Member of the Chamber of Deputies
- In office 15 May 1915 – 23 June 1915
- Constituency: Santiago

Personal details
- Born: 12 August 1883 Chile
- Died: 23 June 1915 (aged 31) Punta de Chonos, Castro, Chile
- Party: Liberal Party
- Education: University of Chile
- Profession: Lawyer and teacher

= Guillermo Eyzaguirre Rouse =

Chilean politician (1883–1915)

Guillermo Eyzaguirre Rouse (12 August 1883 – 23 June 1915) was a Chilean lawyer, teacher, journalist and politician who served as a member of the Chamber of Deputies of Chile.

Eyzaguirre studied humanities at Colegio San Ignacio and obtained his bachelor's degree in 1900. He subsequently studied law at the University of Chile while simultaneously attending the Spanish language course at the Instituto Pedagógico. He qualified as a Spanish teacher in January 1905 and as a lawyer in June of the same year. He later spent more than two years in Europe conducting historical and linguistic research. After returning to Chile in 1907, he taught Spanish at the Instituto Nacional and was later appointed inspector general of the institution.

He also worked as a journalist, serving for a year as director of La Mañana, where he wrote in support of liberal political ideas. A member of the Liberal Party, initially through its Liberal Youth Center, Eyzaguirre was selected by the Santiago Liberal Assembly as a candidate for the Chamber of Deputies and was elected for Santiago for the 1915–1918 legislative period.

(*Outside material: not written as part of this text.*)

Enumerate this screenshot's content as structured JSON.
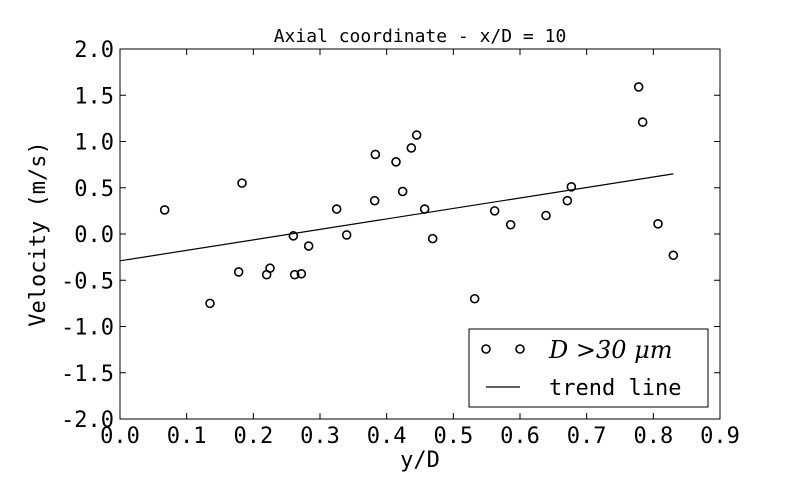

In June 1915, Eyzaguirre was appointed to lead an Liberal Alliance delegation sent to the department of Castro to oversee the presidential election and defend voting rights. He was killed on 23 June 1915 at Punta de Chonos during a duel with one of the opposing political agents. His remains were subsequently transferred to Santiago and interred at the Catholic Cemetery.